NEW ORLEANS (AP) — The start of the second weekend of the New Orleans Jazz and Heritage Festival was marked with thunderstorms, but the music played on to crowds that were thinned by the bad weather.
By the time the headliners hit the stage on Thursday the rain had long ceased and the day ended on a high note, despite the mud and soggy conditions.
The headliners — rocker Elvis Costello, rapper Flo Rida and the American roots band the Tedeschi Trucks Band — thrilled fans with their punchy shows.
Costello and his band The Imposters paid tribute to New Orleans music legend Allen Toussaint, who died last year. Costello and Toussaint were friends and made an album together after Hurricane Katrina. For his show, Costello wore a purple cap with a button of Toussaint on the front. He also reminisced about Toussaint and played a song in homage to New Orleans and its struggles after Katrina.
“He had such a gracious attitude,” Costello said about Toussaint.
Flo Rida performed a forceful and energetic set that got fans jumping and splashing in the mud. He got down from the stage and waded into the throngs of people; he also popped a bottle of champagne and sprayed it on fans during his hit song “My House.”
“I don’t like New Orleans,” he shouted out to the crowd. “I love New Orleans!”
In the wet conditions, some went barefoot in the mud, while others dressed in rubber boots and rain gear as they crammed together in messy fields and under tents to enjoy the variety of musical acts and genres.
“It’s beautiful from the ankles up,” laughed Stephen Schwarz, standing in another muddy spot. He’s a music venue owner from Brooklyn, New York. He held a high flagpole with four flags flapping in the breeze. It’s a Jazzfest tradition to bring a flagpole and fly personal flags so “you can locate your friends in the thousands of people,” Schwarz explained.
He said this year’s lineup of musicians was so strong “it’s making us make some hard decisions.” He brought his 11-year-old son this year for the first time and had tickets for each of the festival’s days.
By midafternoon, the sun poked through the clouds. But the crowds were thinner than usual. Many festival goers left during the earlier deluges that made the site — the infield of a racehorse track — soggy and muddy.
For some, the thin crowds were welcome.
Vicki Ricke, a 54-year-old dental assistant from New Orleans, listening to the blues of Gary Clark Jr., said the extra room to move made the festival more fun.

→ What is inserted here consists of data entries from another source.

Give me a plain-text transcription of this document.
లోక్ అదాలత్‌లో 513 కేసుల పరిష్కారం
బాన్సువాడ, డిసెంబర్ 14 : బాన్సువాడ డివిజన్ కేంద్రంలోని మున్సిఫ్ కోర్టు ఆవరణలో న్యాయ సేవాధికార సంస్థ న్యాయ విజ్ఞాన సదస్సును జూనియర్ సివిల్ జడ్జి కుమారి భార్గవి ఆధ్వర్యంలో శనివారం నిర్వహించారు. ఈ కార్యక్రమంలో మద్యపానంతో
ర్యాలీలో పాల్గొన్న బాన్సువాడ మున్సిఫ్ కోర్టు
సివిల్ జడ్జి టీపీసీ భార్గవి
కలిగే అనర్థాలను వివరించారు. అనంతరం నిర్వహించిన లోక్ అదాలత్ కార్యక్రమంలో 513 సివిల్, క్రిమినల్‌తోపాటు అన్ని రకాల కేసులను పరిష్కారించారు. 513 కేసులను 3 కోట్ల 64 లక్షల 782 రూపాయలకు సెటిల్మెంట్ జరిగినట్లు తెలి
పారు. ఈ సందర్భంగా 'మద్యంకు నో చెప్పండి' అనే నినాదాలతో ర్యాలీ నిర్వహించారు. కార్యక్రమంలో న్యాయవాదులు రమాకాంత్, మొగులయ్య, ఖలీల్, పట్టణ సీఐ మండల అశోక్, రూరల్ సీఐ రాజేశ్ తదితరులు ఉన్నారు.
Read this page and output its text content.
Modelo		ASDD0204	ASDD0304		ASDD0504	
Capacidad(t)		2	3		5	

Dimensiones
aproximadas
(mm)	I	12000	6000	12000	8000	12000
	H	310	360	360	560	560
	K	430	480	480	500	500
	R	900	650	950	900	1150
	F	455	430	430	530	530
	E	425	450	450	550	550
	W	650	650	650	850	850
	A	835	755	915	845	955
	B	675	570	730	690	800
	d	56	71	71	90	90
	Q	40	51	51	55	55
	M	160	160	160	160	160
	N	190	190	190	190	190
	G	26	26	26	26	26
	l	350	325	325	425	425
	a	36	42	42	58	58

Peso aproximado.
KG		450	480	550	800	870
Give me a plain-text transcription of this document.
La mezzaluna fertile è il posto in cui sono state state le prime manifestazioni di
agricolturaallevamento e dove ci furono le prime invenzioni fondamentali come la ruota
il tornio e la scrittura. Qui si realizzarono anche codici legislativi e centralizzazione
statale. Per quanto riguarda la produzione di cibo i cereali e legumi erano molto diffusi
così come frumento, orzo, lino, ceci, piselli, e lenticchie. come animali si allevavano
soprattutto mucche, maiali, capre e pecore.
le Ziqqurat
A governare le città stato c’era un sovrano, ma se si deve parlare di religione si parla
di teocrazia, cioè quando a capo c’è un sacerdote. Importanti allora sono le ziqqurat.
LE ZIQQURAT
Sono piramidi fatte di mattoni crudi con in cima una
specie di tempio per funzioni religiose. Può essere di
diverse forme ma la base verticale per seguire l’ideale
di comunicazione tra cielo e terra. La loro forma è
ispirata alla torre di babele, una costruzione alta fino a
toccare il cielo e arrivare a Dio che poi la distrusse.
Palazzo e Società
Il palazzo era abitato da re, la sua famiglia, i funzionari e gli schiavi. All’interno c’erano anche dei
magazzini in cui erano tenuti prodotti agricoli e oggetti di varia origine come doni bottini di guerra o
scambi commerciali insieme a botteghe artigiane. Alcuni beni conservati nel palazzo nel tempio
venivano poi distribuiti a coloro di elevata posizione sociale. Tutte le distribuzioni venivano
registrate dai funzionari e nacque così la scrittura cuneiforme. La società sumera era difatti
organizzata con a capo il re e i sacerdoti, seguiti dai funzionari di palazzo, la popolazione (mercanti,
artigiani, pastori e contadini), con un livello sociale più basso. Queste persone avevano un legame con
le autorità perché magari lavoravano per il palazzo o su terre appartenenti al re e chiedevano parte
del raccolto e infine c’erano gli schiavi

Her good friend, Joan Derouen, a 60-year-old “professional grandmother” from Texas and “newbie” to Jazzfest, had a blast in the rain. Derouen said dancing in the rain is something she’s always wanted to do.
“I’ve never danced in the rain — nowhere,” she said, thrilled by the experience.
Jazzfest is not only about music. There are also banks of vendors selling straw hats, hand-made jewelry, paintings with New Orleans themes, drums and much more.
Shaka Zulu, a chief with the Yellow Pocahontas tribe of Mardi Gras Indians, was at a booth selling pieces of art made from “deconstructed Mardi Gras Indian suits,” he said. The pieces were splendidly colorful, just like the hand-sewn elaborate Mardi Indian suits they are made from, ranging in price from $200 to $2,200.
Rukiya Brown, a Mardi Gras Indian queen with the Creole Wild West tribe, was selling “topsy-turvy” dolls. The dolls with flowing dresses can be flipped upside down to feature either an “indigenous woman” or a Creole (a “New Orleans native”) woman, she said as she demonstrated how one worked.
“People come here for the culture, the food, the entertainment, for how we smile even though things are falling apart,” she said. “My pleasure is to have people see my work.” For her, it’s not about the money, she said. “Material things don’t mean much to me.”
The weather was forecast to be better on Friday and Saturday. But more rain was possible on Sunday, the final day.